We know that Rachel's impetuous - she stands up and yells out "Four hundred!" at an auction where she and Heck have set themselves a limit of £200 - so we understand that she could act without thinking, but Parker sets her impulsive choice above reproach. He doesn't suggest that Heck deserves to be left, but he's convinced Rachel's making the right decision for everyone. The way she's written, though, Rachel seems like exactly the kind of girl who decides she's a lesbian, goes off and has a fling with a woman, can't hack it, and winds up married and pregnant six months later. But her flighty decision is the right one, and it has no repercussions - everyone's happy at the end.
Let me be perfectly clear, because in other films I've empathized with characters who betrayed their spouses to be with someone else, but in those stories we saw feelings grow over time; we saw that the infidelity grew out of something deeper than mere infatuation and that it had moral consequences. To follow the logic of Imagine Me & You to its deeply illogical conclusion, it would seem that anyone in a committed but less than flaming-hot relationship who spots someone they're attracted to and feels a connection should jump ship - and that if they do, they'll find eternal happiness. And given that it's a woman leaving her husband for another woman, the film inevitably becomes a Battle of the Sexes thing. And the lesbianism issue has nothing to do with it.
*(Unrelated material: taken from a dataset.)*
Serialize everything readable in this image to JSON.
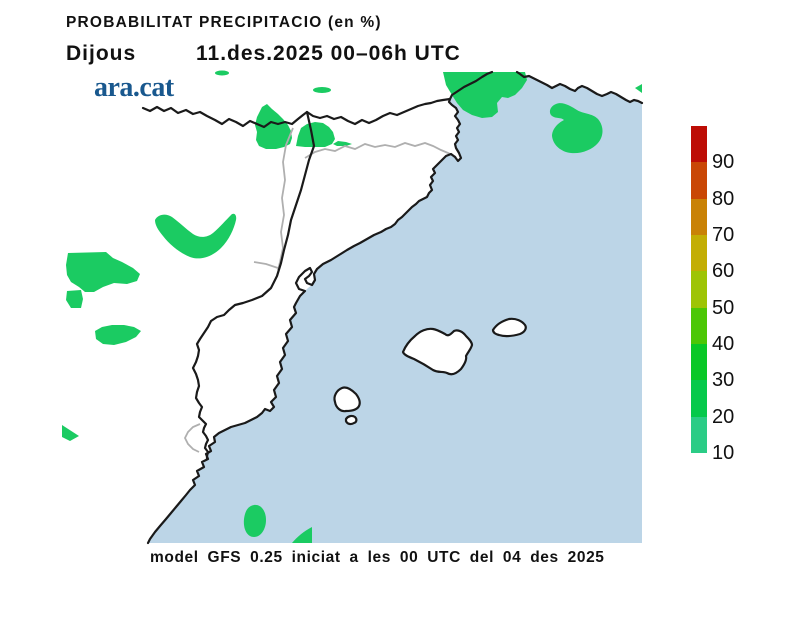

I mean, look at the poster: the two guys are holding the two girls, looking them in the eyes. The girls, on the other hand, are sneakingly holding hands on their backs. Can you see my point? Parker doesn't give any man on this planet a chance to understand and enjoy his film. He creates two characters who are supposedly in love and have known each other since ever. Then girl breaks guy's heart 'cause of girl #2 who she just met once. The end. I didn't hate Imagine Me & You, but I hated a lot about it. Its characters, their actions and the message it somehow tries to convey. It's not annoyingly feminist, but it just kept reminding me why women can sometimes be the devil.